David Hume had “Concentric Circles of Loyalty and Empathy” that basically observed this: if I was told my pinky finger was going to be cut off tomorrow, I wouldn’t be able to sleep; if I was told five people halfway around the world that I have never met and know nothing about are going to die, I probably wouldn’t lose any sleep over it. Then there’s everything in between. Generally speaking, people care about themselves the most. If you want to get annoying about it we can say the first concentric circle is one’s immediate family. After that, you go outward to tribe, village, country, and then all of humanity. Hume observed this centuries ago and I think it’s still largely true.

But there’s a new reality that changes it. Because of globalization, we are more connected to those five people halfway across the world. We might know more about their country, do business with them, or see them on the news. Even the simplest exposure can make us feel more connected and empathetic to them. Jagdish Bhagwati argued in his book In Defense of Globalization that globalization itself fuels most anti-globalization. Globalization has made people empathize more with those starving kids in Africa, so westerners now want to stop a force that allegedly causes those children to starve. If we didn’t feel connected to them, they’d be out in a concentric circle totally irrelevant to us. Today, I think the concentric circles are getting more and more mushed together.

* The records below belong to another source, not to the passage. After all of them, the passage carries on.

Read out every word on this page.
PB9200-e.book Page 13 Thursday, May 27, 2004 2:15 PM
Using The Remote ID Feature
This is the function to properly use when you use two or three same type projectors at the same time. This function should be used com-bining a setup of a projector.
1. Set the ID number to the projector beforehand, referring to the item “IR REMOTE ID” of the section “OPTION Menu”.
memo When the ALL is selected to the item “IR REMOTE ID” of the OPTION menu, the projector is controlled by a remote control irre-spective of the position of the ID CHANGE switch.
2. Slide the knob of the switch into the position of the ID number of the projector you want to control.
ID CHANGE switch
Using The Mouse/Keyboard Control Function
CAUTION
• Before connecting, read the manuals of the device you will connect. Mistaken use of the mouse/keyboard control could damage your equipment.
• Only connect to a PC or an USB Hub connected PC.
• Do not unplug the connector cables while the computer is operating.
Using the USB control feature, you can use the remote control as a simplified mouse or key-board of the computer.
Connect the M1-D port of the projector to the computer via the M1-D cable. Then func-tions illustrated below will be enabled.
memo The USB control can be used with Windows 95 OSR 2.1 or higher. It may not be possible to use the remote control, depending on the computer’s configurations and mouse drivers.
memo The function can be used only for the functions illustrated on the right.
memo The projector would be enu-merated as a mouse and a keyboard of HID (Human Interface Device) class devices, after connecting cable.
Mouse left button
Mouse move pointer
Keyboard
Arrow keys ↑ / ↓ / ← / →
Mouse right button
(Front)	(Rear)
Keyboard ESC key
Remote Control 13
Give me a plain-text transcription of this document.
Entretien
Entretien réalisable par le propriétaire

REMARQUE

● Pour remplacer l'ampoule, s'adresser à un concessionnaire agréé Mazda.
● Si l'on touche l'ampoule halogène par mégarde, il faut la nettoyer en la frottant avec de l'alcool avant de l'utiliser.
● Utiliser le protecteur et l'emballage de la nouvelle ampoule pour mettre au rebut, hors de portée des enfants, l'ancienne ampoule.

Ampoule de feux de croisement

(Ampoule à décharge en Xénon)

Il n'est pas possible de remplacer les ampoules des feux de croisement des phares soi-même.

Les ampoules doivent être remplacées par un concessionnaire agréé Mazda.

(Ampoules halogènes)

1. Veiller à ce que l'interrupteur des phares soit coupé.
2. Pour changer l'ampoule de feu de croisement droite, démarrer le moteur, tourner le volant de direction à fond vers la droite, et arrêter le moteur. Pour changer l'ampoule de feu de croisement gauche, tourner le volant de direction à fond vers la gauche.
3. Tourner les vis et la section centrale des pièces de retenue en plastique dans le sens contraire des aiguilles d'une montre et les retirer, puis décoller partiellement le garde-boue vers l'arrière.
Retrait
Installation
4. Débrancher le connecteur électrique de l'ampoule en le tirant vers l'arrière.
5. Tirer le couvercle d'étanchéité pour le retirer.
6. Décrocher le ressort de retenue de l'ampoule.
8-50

I’ve always found the “buy American” or “buy local” movements to be steeped in a weird nationalism exposing people’s allegiance to group identities. There’s more to these than just “looking out for your people” (people might trust American goods more than Chinese ones or buy local thinking it reduces environmental harm from shipping, for example). But when people tell me they follow these mantras I’m always forced to ask “why should I care more about Americans or people in Austin/Scotland/Chicago?” After all, buying anything is local somewhere. If I buy American for the sake of buying from people whom I share a passport that signifies an arbitrary identity caused by legal borders, I’m just discriminating against people of other nationalities.

As people get richer I think we have less reason to be distrusting. I don’t assume people are going to rob me, the guy I give my credit card to is going to steal my info, or that a product online will show up at my house completely different than the description. It could be that long ago we cared most about our family then tribe then village etc because we knew them best and felt a connection. We felt we could trust them. Perhaps it was a instinctual defense mechanism.

But I don’t think it’s necessary anymore. We do business with people all around the world, we marry people from all around the world, live amongst people from all around the world, experience media from all around the world. It only makes sense that as people feel more connected the concentric circles become blurrier. Humanity is humanity, and hopefully these national borders will become more arbitrary.